How can a team concept be applied to staff members who have a common overarching goal of educating children and carrying out the vision of the school but very different day to day objectives?

Reference

Northouse, P. G. (2018). Leadership: Theory and Practice, Eighth Edition. Thousand Oaks, CA: Sage Publications.

Light from Many Lamps – Response to Norm Beange

In his post on James Gordon Gilkey, Beange challenges the leader to accept reality and keep moving. (Beange, 2018).  Inevitably leaders will face hard decisions, errors in judgement, or personal challenges. Instead of being lost and frozen in the moment, keep from lingering in denial and grief.

This is a word well spoken.  Leadership, or just life itself can provide obstacles which can seem too great to overcome. A mountain is climbed one step at a time and an elephant is eaten one bite at a time, in either case, action is required.

As I reflect on a time when I was unsure of how to move forward, or how to find an answer that I did not have to the question I faced, action was required.  I called on the wisdom of trusted employees to provide wisdom from their individual perspectives.
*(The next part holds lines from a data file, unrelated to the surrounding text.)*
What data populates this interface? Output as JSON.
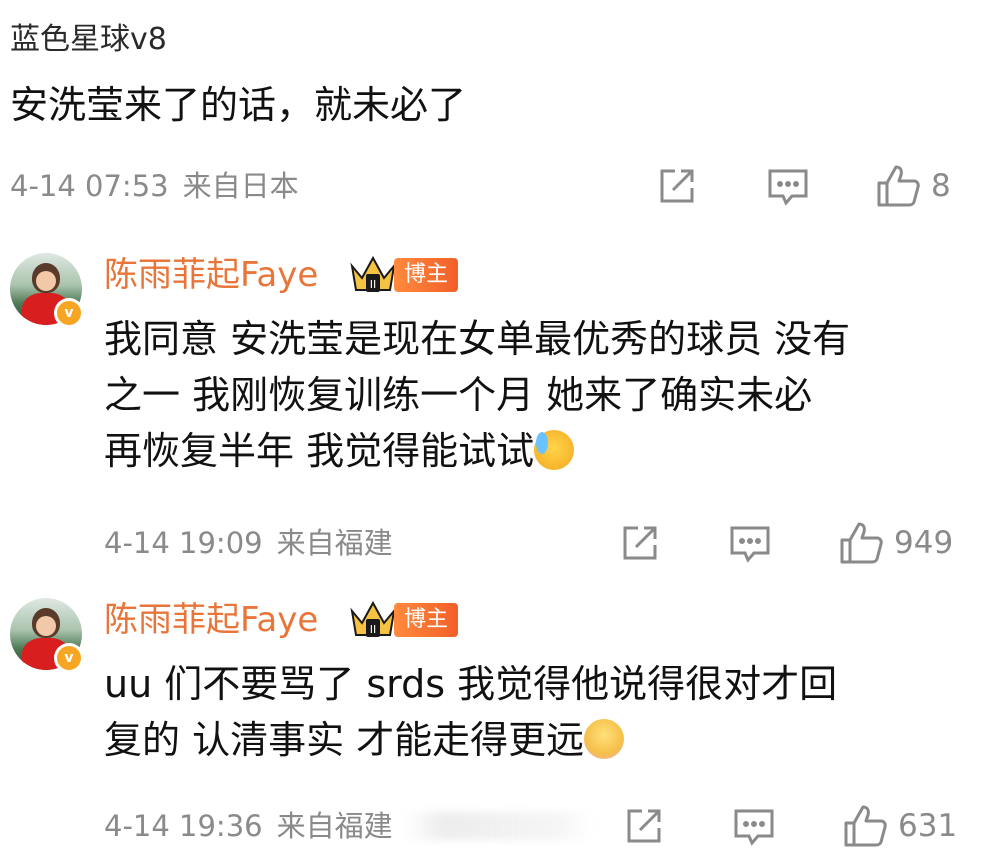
{
  "top_comment": {
    "username": "蓝色星球v8",
    "text": "安洗莹来了的话，就未必了",
    "date": "4-14 07:53",
    "location": "来自日本",
    "likes": "8"
  },
  "replies": [
    {
      "username": "陈雨菲起Faye",
      "badge": "博主",
      "crown_text": "II",
      "verified_mark": "v",
      "lines": [
        "我同意 安洗莹是现在女单最优秀的球员 没有",
        "之一 我刚恢复训练一个月 她来了确实未必",
        "再恢复半年 我觉得能试试"
      ],
      "emoji": "cry-laugh-icon",
      "date": "4-14 19:09",
      "location": "来自福建",
      "likes": "949"
    },
    {
      "username": "陈雨菲起Faye",
      "badge": "博主",
      "crown_text": "II",
      "verified_mark": "v",
      "lines": [
        "uu 们不要骂了 srds 我觉得他说得很对才回",
        "复的 认清事实 才能走得更远"
      ],
      "emoji": "smile-icon",
      "date": "4-14 19:36",
      "location": "来自福建",
      "likes": "631"
    }
  ],
  "icons": {
    "share": "share-icon",
    "comment": "comment-icon",
    "like": "thumbs-up-icon"
  },
  "colors": {
    "username_accent": "#e8763a",
    "meta_gray": "#8a8a8a",
    "badge_orange": "#f25f2a",
    "verified_yellow": "#f6a623"
  }
}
Together we developed a response to the situation, it involved one of them to step forward into a space that I would not have recognized.  In a short time, not only had I moved forward but the whole department had moved forward.

Benge states that the most important thing is”what we do with a situation” (Benge, 2018). Whether we seek the advice of others, find a different perspective, or ask a different question, when it comes to difficult situations, leaders must keep pushing forward.